Soothsaying is a profitable venture if you can convince enough people that your fortune-telling skills are real. Nostradamus is probably the most famous example of someone predicting the future although, in this instance, it seems to be a case of reaching for a conclusion rather than the French seer actually getting things right. If you read his prophecies, you’ll soon realize that everything is so vague that you can glean almost anything you like for them. For example, he once wrote about “two steel birds” and fire in a big city which was interpreted as prediction about 9/11.
Mother Shipton is another example of someone gaining fame for predictions she didn’t really make. The inaccuracies of these seers are overlooked. For instance, Shipton claimed the world would end in 1881 while Nostradamus also claimed the world would end at different times according to how you read his work. Incidentally, some conspiracy theorists believe the Bible has foretold the end of the world in 2018.
In any case, there have been some bizarre occasions where ordinary people subconsciously predicted terrible things. These forewarnings came in different forms: Dreams, Visions, and Literature for example. In this article, I look at ten occasions when a premonition came true, and disaster followed.
1 – Eryl Mai Jones Dreamed About the Aberfan Mining Disaster
On October 21, 1966, the Welsh village of Aberfan was devastated when a National Coal Board (NCB) colliery spoil tip slid down the mountain and killed 144 people in the village, 116 of them were children. The tip that ruined the village was the latest one and had only begun in 1958. By 1966, it was over 100 feet high, and it was partly based on the ground from where the local water springs emerged, an act that was against NCB procedures. A build-up of water in the tip caused it to slide downhill as slurry.
Eryl Mai Jones was one of the victims at Aberfan, and on the night of October 19, she had a terrible dream. The 10-year old told her mother that in her dream, she had gone to school only to discover that it was gone because something black was covering it. It was the latest in a week’s worth of unusual behavior from Eryl. In the days leading up to the disaster, she told her mother that she wasn’t afraid to die because she would be “with Peter and June.” Those were the names of two former schoolmates who had died young.
Tragically, Eryl was proven correct but her life and the lives of 143 others could have been saved if the NCB had paid attention to the complaints about the spoil tip that caused the disaster.
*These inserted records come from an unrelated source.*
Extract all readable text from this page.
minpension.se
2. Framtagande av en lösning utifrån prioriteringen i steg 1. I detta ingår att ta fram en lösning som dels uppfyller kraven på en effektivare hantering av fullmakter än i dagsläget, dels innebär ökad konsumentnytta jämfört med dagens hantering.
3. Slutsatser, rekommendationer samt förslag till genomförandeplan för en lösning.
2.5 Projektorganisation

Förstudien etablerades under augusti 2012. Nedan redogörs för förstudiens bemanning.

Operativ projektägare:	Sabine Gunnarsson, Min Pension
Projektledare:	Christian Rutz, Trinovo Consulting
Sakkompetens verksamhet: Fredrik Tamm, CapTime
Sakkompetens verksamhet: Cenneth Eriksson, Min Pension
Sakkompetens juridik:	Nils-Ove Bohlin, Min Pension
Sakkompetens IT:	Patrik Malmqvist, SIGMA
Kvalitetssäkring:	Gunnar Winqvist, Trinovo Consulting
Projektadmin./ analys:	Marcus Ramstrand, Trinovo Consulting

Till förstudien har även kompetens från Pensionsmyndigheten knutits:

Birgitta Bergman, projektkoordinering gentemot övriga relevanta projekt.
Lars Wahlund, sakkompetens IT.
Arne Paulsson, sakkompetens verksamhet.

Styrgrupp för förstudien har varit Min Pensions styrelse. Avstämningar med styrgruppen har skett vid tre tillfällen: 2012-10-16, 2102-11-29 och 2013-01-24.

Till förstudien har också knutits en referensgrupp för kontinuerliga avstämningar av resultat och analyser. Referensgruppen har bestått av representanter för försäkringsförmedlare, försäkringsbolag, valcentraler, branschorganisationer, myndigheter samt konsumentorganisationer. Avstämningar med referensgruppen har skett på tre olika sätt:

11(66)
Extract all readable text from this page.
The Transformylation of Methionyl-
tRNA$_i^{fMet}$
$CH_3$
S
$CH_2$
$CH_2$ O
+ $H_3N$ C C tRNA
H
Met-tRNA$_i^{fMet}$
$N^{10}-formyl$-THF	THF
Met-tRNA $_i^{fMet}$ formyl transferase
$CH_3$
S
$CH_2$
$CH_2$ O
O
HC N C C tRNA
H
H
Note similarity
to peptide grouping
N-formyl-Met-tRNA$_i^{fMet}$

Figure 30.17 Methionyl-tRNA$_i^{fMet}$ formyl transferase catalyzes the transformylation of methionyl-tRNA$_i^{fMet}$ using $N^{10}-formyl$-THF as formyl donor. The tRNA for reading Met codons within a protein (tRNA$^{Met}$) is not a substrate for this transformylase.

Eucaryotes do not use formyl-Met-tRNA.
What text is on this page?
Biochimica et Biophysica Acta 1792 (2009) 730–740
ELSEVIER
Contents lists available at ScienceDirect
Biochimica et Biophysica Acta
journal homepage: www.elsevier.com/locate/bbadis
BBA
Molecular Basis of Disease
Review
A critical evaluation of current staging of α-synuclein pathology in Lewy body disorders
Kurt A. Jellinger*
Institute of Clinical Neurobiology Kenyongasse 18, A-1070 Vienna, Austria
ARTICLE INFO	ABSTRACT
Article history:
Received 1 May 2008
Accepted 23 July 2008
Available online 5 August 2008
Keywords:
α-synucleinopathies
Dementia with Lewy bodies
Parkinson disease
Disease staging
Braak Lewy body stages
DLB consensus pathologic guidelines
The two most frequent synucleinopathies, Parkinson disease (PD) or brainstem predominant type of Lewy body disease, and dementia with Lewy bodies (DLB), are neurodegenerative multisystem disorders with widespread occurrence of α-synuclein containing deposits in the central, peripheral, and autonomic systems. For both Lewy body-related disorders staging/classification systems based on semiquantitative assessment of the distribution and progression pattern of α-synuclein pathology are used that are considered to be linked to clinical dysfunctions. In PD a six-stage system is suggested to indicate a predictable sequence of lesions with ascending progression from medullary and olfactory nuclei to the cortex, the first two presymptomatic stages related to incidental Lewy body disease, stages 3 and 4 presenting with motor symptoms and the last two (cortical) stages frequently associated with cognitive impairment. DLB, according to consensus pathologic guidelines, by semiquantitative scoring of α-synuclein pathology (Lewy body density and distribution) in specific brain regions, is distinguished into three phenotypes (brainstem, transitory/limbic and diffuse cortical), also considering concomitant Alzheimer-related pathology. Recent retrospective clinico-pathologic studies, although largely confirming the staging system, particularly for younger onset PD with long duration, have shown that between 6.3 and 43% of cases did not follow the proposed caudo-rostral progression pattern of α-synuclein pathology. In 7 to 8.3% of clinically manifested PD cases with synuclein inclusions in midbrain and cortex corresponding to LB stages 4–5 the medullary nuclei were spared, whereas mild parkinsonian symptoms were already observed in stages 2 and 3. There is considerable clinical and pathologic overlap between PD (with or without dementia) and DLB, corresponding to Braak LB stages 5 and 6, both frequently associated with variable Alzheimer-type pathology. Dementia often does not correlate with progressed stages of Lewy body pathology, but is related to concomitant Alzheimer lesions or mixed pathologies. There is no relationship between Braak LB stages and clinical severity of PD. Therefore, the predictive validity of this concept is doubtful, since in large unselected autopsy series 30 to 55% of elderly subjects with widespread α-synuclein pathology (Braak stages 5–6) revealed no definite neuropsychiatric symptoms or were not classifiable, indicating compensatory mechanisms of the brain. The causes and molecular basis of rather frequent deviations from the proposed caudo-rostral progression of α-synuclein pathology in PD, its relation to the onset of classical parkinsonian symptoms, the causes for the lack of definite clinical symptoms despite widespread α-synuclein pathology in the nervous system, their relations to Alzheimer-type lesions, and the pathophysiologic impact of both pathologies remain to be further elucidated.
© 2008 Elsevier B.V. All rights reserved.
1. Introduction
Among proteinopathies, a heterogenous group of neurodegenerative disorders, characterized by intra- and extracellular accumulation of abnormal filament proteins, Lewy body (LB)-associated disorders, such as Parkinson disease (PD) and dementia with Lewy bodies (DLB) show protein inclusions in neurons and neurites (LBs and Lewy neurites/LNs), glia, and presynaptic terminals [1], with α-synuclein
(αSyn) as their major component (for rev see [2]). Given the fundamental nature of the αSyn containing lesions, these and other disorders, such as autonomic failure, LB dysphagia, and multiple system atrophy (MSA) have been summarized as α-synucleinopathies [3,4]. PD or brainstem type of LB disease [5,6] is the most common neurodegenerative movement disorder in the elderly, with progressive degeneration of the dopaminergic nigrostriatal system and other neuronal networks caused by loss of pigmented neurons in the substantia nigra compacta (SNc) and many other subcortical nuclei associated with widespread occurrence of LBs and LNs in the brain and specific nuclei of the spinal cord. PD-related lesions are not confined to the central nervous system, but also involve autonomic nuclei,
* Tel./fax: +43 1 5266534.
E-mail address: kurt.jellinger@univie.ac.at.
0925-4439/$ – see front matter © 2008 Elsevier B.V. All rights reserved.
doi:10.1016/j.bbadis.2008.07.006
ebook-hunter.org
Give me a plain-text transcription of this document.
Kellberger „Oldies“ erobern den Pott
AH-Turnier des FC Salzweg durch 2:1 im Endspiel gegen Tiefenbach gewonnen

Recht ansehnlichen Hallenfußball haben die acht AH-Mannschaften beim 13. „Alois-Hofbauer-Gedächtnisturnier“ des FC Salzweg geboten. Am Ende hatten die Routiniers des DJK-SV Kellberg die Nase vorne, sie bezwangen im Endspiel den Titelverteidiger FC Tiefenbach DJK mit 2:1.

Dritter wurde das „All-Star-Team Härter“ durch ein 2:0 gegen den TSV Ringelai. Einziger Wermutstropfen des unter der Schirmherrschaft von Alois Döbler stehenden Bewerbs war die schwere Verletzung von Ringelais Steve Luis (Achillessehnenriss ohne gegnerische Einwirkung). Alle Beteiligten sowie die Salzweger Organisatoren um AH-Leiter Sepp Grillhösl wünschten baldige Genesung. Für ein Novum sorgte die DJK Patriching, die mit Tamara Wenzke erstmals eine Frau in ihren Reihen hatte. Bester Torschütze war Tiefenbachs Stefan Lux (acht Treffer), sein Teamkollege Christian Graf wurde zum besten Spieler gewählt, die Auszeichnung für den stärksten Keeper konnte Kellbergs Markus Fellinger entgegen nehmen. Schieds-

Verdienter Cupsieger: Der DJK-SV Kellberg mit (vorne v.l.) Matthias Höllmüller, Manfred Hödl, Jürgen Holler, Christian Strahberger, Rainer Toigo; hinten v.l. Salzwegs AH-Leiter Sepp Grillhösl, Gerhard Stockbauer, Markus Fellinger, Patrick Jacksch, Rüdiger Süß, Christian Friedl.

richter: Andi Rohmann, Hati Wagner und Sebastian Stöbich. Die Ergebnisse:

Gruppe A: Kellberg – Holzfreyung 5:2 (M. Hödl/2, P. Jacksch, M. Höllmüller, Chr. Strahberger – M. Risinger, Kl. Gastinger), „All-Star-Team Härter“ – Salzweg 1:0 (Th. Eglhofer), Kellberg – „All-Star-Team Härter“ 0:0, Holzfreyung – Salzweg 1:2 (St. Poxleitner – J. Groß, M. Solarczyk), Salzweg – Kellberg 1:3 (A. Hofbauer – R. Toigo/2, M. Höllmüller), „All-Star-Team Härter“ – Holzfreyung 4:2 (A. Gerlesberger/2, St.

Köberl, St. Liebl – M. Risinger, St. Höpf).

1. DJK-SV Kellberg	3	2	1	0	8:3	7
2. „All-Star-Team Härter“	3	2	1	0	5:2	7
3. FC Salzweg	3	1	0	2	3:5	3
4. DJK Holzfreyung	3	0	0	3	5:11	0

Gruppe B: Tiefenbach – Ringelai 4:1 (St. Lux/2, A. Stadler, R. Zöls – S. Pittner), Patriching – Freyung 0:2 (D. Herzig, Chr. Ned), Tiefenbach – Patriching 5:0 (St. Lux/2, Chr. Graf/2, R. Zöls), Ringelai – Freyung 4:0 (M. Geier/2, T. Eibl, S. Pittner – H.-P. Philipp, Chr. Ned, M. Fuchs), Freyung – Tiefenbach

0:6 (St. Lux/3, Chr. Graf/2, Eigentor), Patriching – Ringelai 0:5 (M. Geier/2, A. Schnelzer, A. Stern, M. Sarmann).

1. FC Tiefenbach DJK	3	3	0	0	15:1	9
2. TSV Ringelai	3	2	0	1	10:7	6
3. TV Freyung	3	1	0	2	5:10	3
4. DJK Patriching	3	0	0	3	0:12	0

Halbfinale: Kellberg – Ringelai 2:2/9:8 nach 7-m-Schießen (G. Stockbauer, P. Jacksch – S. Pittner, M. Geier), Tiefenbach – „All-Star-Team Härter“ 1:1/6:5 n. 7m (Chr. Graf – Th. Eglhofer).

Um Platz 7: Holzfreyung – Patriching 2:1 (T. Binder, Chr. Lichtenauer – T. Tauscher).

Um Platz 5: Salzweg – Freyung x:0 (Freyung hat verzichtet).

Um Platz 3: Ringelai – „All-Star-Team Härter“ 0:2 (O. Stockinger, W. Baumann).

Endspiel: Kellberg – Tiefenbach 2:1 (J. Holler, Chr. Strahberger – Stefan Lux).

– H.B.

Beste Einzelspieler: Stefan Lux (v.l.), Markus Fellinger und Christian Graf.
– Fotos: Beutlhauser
In 1963, Eryl’s school, Pantglas, sent a petition to the NCB which complained about the danger of the tip. Although every mining community had tips, this particular one was a problem because it lay on porous sandstone with streams and underwater springs. It had slipped in 1965, but no one was hurt. The NCB didn’t want to investigate the problem and basically suggested that if the town made a fuss, the mine would be closed and that would be an economic catastrophe.
The tip supposedly sank 20 feet by 7:30 am on a fateful morning and had the tip slid at this point, the number of deaths would have been significantly reduced because the children were not yet at school. Sadly, it slid at 9:15 am and hit Pantglas Junior School where it killed 114 people inside, 109 of whom were children. The mudslide also damaged the secondary school while 18 houses were destroyed in the vicinity. While no one could expect a mother to listen to the fanciful tales of a child, why didn’t the NCB do something about the tip?